# Velocity PID Programming: Terms dependent on time

Several of the simplified position PID’s I’ve seen fail to mention you need to incorporate time into your formulas for the I and D terms.

So, it seems that would carry over to a velocity PID.

Let’s say I have a simple velocity PID in pseudo-code (note - this pseudocode is not correct).

(Desired_Velocity - Actual_Velocity) * Prop Gain = Prop_Term;
(This_Velocity_Error - Last Velocity Error) * Der Gain =Der_Term;
Last_PID_Output = Feed_Forward;

PID Output = Prop_Term + Der_Term + Int_Term + Feed_Forward;

Which of these terms need to be normalized by dividing them by the loop timing?

Ok, so I’m going to put the corrected velocity PID here, to make sure no one uses the incorrect one above:

** Correct pseudocode
Prop = (setpoint - measured_value) * Prop Gain
Der = (error - previous_error)/dt * Der Gain
Feed_Forward = Last_Output
Output = prop + int + Feed_Forward**

You’re missing parentheses in the term for proportional gain. Anyway, if the loop is always run at the same frequency, dividing in the loop time is unnecessary, as the tuned gains can account for the loop time. If it is not constant, the I and D gains are divided by the loop time.

Thanks - the pseudocode is corrected.

While I understand running in a forced timing loop will get good results, forced timing in LabVIEW results in a very high processor utilization.

“Waited” loops are only a minimum. For instance, if you have a 20ms loop and your timing control is a 20 ms wait, the actual loop execution time is never shorter than 20ms, but can be as long as it likes.

Forcing priority so that a loop runs at consistent timing last year added 10-15% processor utilization. As a result, we’d like to use the more elegant solution and account for time in our velocity PID calculation.

After glancing back at my notes from last year to confirm it, both the integral and the derivative of a PID loop require time normalization. That means the velocity term itself in a velocity PID should need it as well (and I’m guessing on that), the integral should not (integral of velocity is position), but I don’t know about the derivative term, acceleration, though I would guess it should as well.

The internet is woefully light on velocity PID documents that a layman can get info from.

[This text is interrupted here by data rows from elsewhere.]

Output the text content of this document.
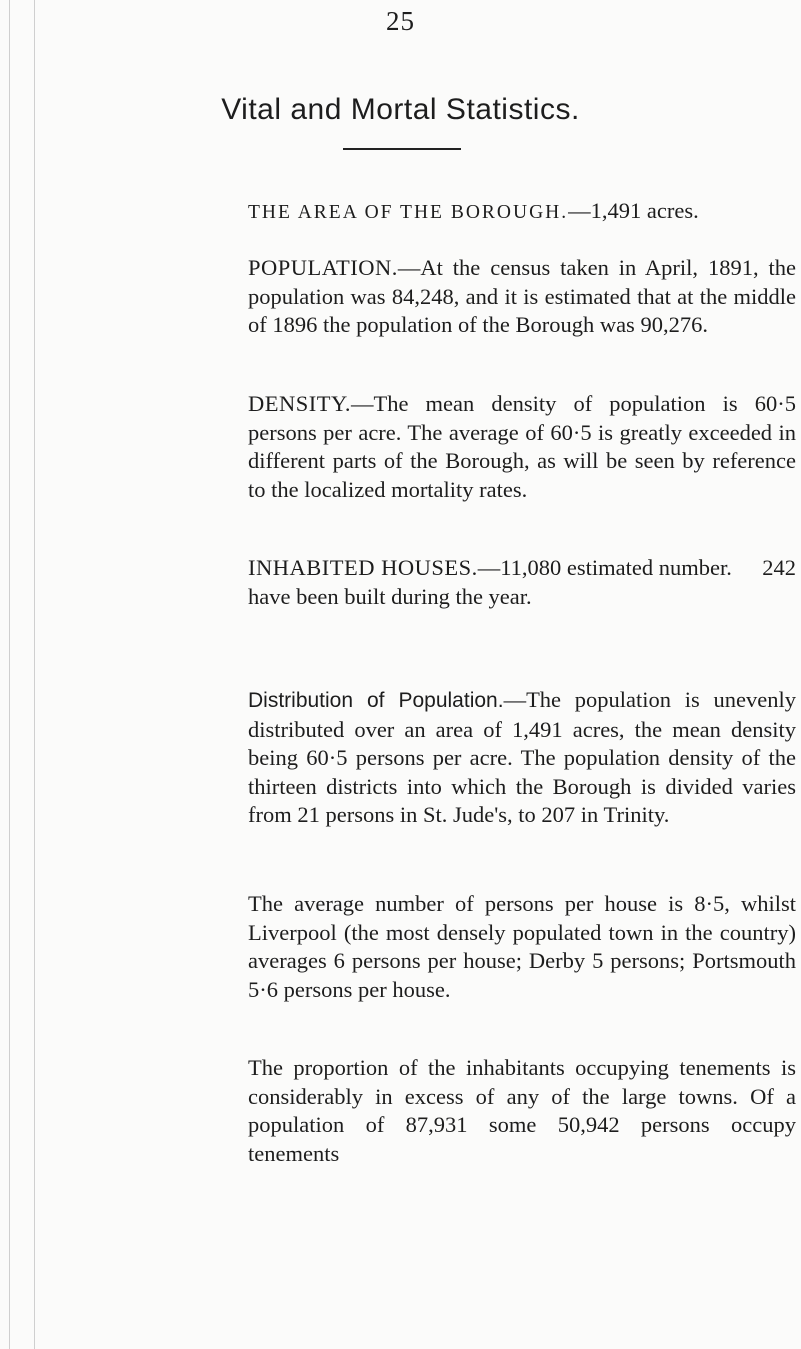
25
Vital and Mortal Statistics.
THE AREA OF THE BOROUGH.—1,491 acres.

POPULATION.—At the census taken in April, 1891, the population was 84,248, and it is estimated that at the middle of 1896 the population of the Borough was 90,276.

DENSITY.—The mean density of population is 60·5 persons per acre. The average of 60·5 is greatly exceeded in different parts of the Borough, as will be seen by reference to the localized mortality rates.

INHABITED HOUSES.—11,080 estimated number. 242

have been built during the year.

Distribution of Population.—The population is unevenly distributed over an area of 1,491 acres, the mean density being 60·5 persons per acre. The population density of the thirteen districts into which the Borough is divided varies from 21 persons in St. Jude's, to 207 in Trinity.

The average number of persons per house is 8·5, whilst Liverpool (the most densely populated town in the country) averages 6 persons per house; Derby 5 persons; Portsmouth 5·6 persons per house.

The proportion of the inhabitants occupying tenements is considerably in excess of any of the large towns. Of a population of 87,931 some 50,942 persons occupy tenements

What the heck is the integral term in a position PID anyway? How do you integrate position?

I believe the Integral value would be multiplied, not divided. The longer the time interval, the bigger the integral. The Derivative term, as you said, is divided, because a longer time interval means a lower derivative (less slope).

You’re not integrating position, you’re integrating the error of the position. So when the system actually achieves the set position, the error becomes zero, and the Integral term stops changing. That’s the great thing that Integral adds (compared to just Proportional). Without it, the system always needs to have some error, otherwise the output goes to zero.

Integral term:

i += (error * dt * ki)

Alternatively, integral could be

i += (error * dt * kp) / ti using ti as integral time instead of integral gain.

Derivative term:

d = ((error - error_last) / dt) * kd

Alternatively, derivative could be

d = ((error - error_last) * kp * td) / dt) using td as the derivative time constant instead of kd as derivative gain.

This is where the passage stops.